From Jim's Worm Farm. Despite negative reviews, and the website stating, "We strive to maintain insect/mite free orders! However,…" I was definitely wishfully thinking when I bought worms from them. So the lesson is, if you're establishing a worm bin, find a friend who has a mite-free vermicomposter who can give you a quart of worms in finished compost. A nuc as it were.

If you click on this photo of my Worm Farm's leach tray, the barely visible dark specks are composting mites.
How to control composting mites?

Even if mites are normal in a worm bin population, they can become overpopulous. Apparently, too much moisture and mites proliferate. Indeed, I find them in the leach tray, which collects excess moisture.

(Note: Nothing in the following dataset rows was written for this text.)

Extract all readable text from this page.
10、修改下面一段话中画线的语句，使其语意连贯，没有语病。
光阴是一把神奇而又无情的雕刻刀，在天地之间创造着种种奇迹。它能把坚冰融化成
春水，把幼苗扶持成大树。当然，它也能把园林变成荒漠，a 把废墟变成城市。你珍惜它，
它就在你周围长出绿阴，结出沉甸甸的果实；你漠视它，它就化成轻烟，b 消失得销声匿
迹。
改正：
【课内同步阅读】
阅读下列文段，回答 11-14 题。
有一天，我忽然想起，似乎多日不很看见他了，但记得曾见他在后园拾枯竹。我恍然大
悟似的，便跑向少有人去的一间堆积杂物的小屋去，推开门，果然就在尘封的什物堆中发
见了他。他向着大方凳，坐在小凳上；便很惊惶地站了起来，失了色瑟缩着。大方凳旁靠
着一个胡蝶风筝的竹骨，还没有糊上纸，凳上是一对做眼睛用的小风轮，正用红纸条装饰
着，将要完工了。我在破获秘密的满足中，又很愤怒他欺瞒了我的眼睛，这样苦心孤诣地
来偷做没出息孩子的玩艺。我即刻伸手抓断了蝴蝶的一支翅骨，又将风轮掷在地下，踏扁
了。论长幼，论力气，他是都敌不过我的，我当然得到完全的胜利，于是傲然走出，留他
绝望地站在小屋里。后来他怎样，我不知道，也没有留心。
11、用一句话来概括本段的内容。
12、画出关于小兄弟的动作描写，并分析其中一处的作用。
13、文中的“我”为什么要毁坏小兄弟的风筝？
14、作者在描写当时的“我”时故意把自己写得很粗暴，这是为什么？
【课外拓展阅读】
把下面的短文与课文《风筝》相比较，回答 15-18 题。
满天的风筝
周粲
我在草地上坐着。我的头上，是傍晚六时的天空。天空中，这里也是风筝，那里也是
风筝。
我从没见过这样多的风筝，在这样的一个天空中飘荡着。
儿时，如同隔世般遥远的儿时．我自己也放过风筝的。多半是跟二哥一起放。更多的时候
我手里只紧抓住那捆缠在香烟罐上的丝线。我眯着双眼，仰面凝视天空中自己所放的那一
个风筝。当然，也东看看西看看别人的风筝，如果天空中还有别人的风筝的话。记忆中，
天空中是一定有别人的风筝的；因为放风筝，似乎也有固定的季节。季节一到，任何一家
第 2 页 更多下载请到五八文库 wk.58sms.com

Besides adding additional Neem Bliss, here's everything I'm doing and why, in order of what I think will be most effective:

  1. Manage moisture so nothing is in the leach tray.*
  2. Don't feed anything in the cucurbit family, which seems to be the mites' fave. (Big oops on the double dose of butternut squash skin.) 
  3. Reduce pH. Acidity brings mites. Eggshells can provide all the calcium carbonate the soil needs, which helps to lower the soil's pH level and make it more alkaline as opposed to acidic. 
  4. Sprinkle diatomaceous earth over the bedding. DE supposedly is deadly to mites but not harmful to earthworms. However, it only works when it's dry so won't be effective unless I properly manage moisture.
Forget trapping. Sticky traps are minimally effective. Akin to using drones to collect varroa mites, supposedly mellons/squash can be used to collect the composting mites to then be tossed outside. I steamed a butternut and left a pile of guts on a yogurt lid in the upper tray overnight. Very little interest, so mellons/squash being highly attractive is Internet myth.

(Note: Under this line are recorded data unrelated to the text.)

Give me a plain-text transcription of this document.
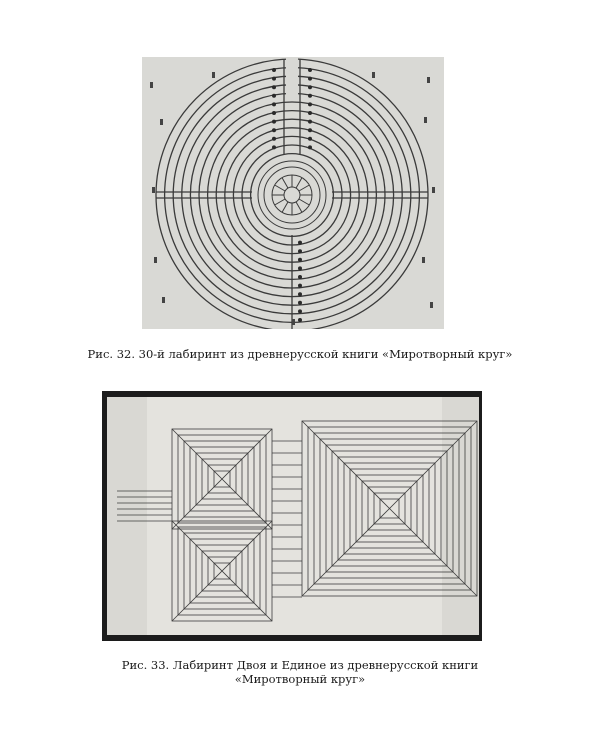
Рис. 32. 30-й лабиринт из древнерусской книги «Миротворный круг»
Рис. 33. Лабиринт Двоя и Единое из древнерусской книги
«Миротворный круг»
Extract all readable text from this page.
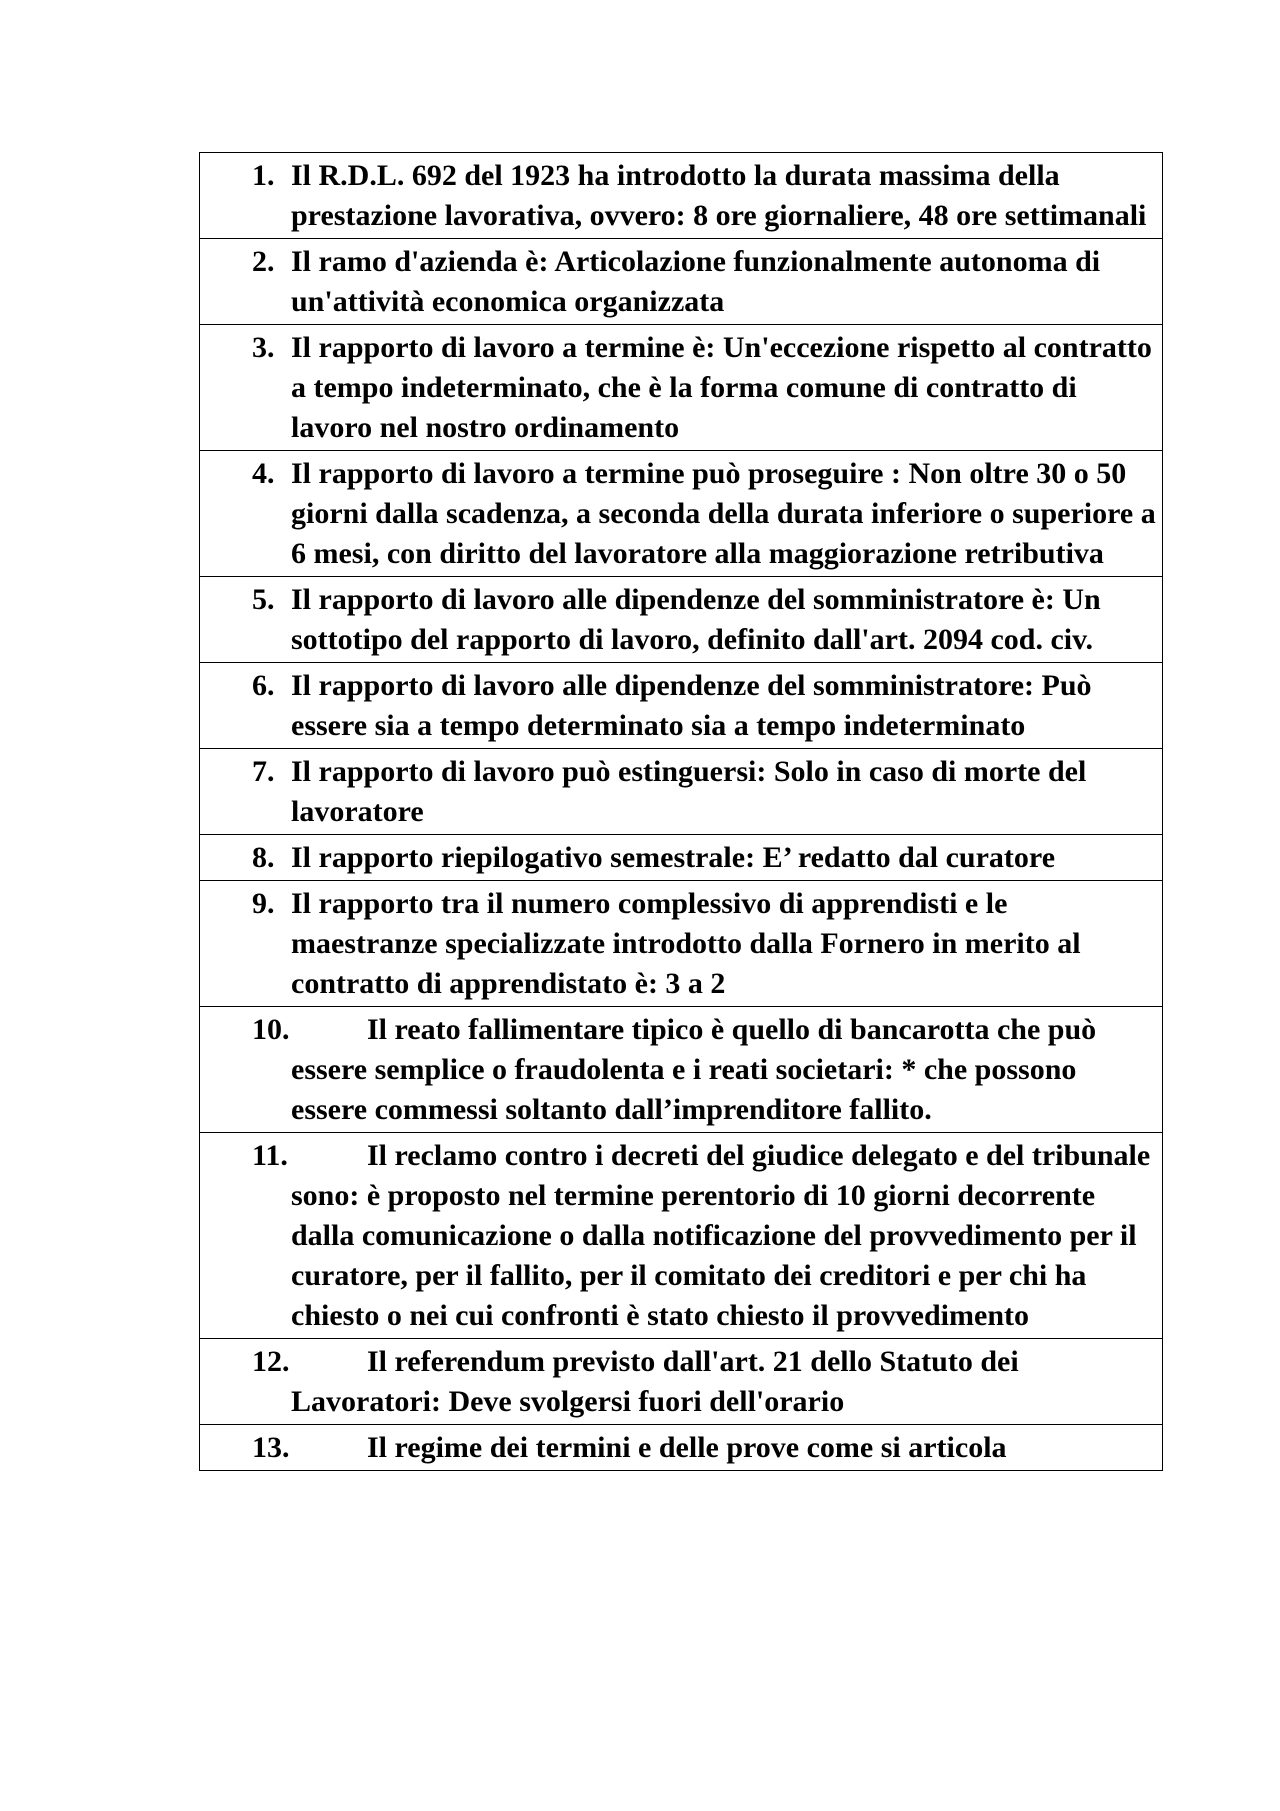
1. Il R.D.L. 692 del 1923 ha introdotto la durata massima della prestazione lavorativa, ovvero: 8 ore giornaliere, 48 ore settimanali

2. Il ramo d'azienda è: Articolazione funzionalmente autonoma di un'attività economica organizzata

3. Il rapporto di lavoro a termine è: Un'eccezione rispetto al contratto a tempo indeterminato, che è la forma comune di contratto di lavoro nel nostro ordinamento

4. Il rapporto di lavoro a termine può proseguire : Non oltre 30 o 50 giorni dalla scadenza, a seconda della durata inferiore o superiore a 6 mesi, con diritto del lavoratore alla maggiorazione retributiva

5. Il rapporto di lavoro alle dipendenze del somministratore è: Un sottotipo del rapporto di lavoro, definito dall'art. 2094 cod. civ.

6. Il rapporto di lavoro alle dipendenze del somministratore: Può essere sia a tempo determinato sia a tempo indeterminato

7. Il rapporto di lavoro può estinguersi: Solo in caso di morte del lavoratore

8. Il rapporto riepilogativo semestrale: E’ redatto dal curatore

9. Il rapporto tra il numero complessivo di apprendisti e le maestranze specializzate introdotto dalla Fornero in merito al contratto di apprendistato è: 3 a 2

10.	Il reato fallimentare tipico è quello di bancarotta che può essere semplice o fraudolenta e i reati societari: * che possono essere commessi soltanto dall’imprenditore fallito.

11.	Il reclamo contro i decreti del giudice delegato e del tribunale sono: è proposto nel termine perentorio di 10 giorni decorrente dalla comunicazione o dalla notificazione del provvedimento per il curatore, per il fallito, per il comitato dei creditori e per chi ha chiesto o nei cui confronti è stato chiesto il provvedimento

12.	Il referendum previsto dall'art. 21 dello Statuto dei Lavoratori: Deve svolgersi fuori dell'orario

13.	Il regime dei termini e delle prove come si articola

The bottom tray is where all the action is: worms, mites and gnats feeding on moist bedding and kitchen scraps. I'm using the top tray like a Warré hive quilt. It is filled with dry bedding that is wicking moisture from the colony below. I'm dismayed that there's quite a few mites running around up there.

What's Neem Bliss?

Besides earthworms and mites, fungus gnats just adore a moist medium of decaying plant matter. They definitely found my worm bin but a couple of doses of Neem Bliss (neem seed meal) appears to be resolving the problem. Neem Bliss successfully eradicated an outright infestation in a bag of Fort Vee compost stored in my garage. The gnats originated in another bag of potting mix on the other side of the garage. If anyone tells you that gnats are weak flyers, then you might also like to know that wolverines make great pets. Anyway, I simply thoroughly mixed in about a half-cup of the neem seed meal and set the bag outside for three weeks.** Not one gnat to be seen now! So I began using the meal on some houseplants that have been quarantined for months. I've had way more success with Neem Bliss than anything else I've tried on my houseplants, including sticky traps, DE, hydrogen peroxide, soapy water, Root Cleaner and Sacred Soil Tonic. It's been a real battle! I truly hope it takes care of the gnats – and maybe the mites? – in the worm bin, or I'm going to have to start over. Have you ever beaten a fungus gnat problem? How did you do it?

*"The notion that a worm bin should be producing leachate is one of the biggest misconceptions that I feel a need to correct. While all leachate isn’t stinky or hazardous (some may even be beneficial!), it is NOT a desirable by-product of a well-managed worm bin. It indicates too much watering, too much feeding, or not enough bedding added relative to food added." https://urbanwormcompany.com/vermicomposting-ultimate-guide-beginner-expert/

**The 3-week life cycle of fungus gnats is almost the same as varroa, and understanding it is critical to combatting the pests. See "A look under the cap.pdf".